Nextjs-auth0: How to get app_metadata properties from session object in afterCallback()

SDK: @auth0/nextjs-auth0
Version: v1.2.0

Hi all,

First time user of Auth0 and Next.js here so excuse any oversight in my question below.

I want to add two custom properties (I think they’re called claims in the auth world) to each user. These properties essentially represent the User profile type and a particular resource they have access to.

I’ve added the two properties under app_metadata from the Auth0 dashboard and am using Passwordless Email login using a code.

Now, in Next.js I want to intercept the callback when a user logs in successfully and redirect them to the correct private page based on their profile type and the resource they have access to.

In the afterCallback() function within api/auth/[…auth0].js file in my Next.js project I have the following code:

import { handleAuth, handleCallback } from "@auth0/nextjs-auth0";

const afterCallback = async (req, res, session, state) => {
    console.log(session);
    return session;
}

export default handleAuth({
    async callback(req, res) {
        try {
            await handleCallback(req, res, { afterCallback });
        } catch (error) {
            res.status(error.status || 500).end(error.message);
        }
    }
});

However, the user property in the session object I am logging in the code above only contains what i understand to be the default properties of a JWT token.

What is the best way for me to add profileType and resourceId to this object so that I can do a check and redirect the user to the correct page?

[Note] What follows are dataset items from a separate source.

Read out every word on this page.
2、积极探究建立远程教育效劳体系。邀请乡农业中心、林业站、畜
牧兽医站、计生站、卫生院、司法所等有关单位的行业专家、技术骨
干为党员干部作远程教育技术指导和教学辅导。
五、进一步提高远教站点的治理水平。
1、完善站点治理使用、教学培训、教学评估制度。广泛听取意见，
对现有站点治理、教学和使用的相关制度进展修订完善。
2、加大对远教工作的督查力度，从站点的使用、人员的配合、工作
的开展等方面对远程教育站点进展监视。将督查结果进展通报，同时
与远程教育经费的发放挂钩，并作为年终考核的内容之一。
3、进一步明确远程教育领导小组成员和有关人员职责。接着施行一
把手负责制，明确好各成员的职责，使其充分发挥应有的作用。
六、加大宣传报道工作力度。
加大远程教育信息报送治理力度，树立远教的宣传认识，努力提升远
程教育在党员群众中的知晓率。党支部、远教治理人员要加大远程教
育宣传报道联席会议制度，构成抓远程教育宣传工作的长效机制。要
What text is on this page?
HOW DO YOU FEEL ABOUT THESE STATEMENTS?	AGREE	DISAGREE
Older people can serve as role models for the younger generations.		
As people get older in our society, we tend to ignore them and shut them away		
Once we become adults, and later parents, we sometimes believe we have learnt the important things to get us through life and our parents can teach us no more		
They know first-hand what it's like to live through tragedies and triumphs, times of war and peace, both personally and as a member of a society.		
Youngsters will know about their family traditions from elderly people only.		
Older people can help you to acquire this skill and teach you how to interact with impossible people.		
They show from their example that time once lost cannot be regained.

I know it must be possible because the docs for AfterCallback use a isAdmin property in the example: handlers/callback | @auth0/nextjs-auth0

Hi @zaarheed,

Welcome to the Community!

You can add custom claims such as a property in a user’s app_metadata to the ID Token using a rule:

function(user, context, callback) {
  const namespace = 'https://myapp.example.com/';
  context.idToken[namespace + 'preferred_contact'] = user.user_metadata.preferred_contact;
  callback(null, user, context);
}

Your app will then have access to the custom claim in the ID Token.

Let me know if you have additional questions for setting this up!

This topic was automatically closed 15 days after the last reply. New replies are no longer allowed.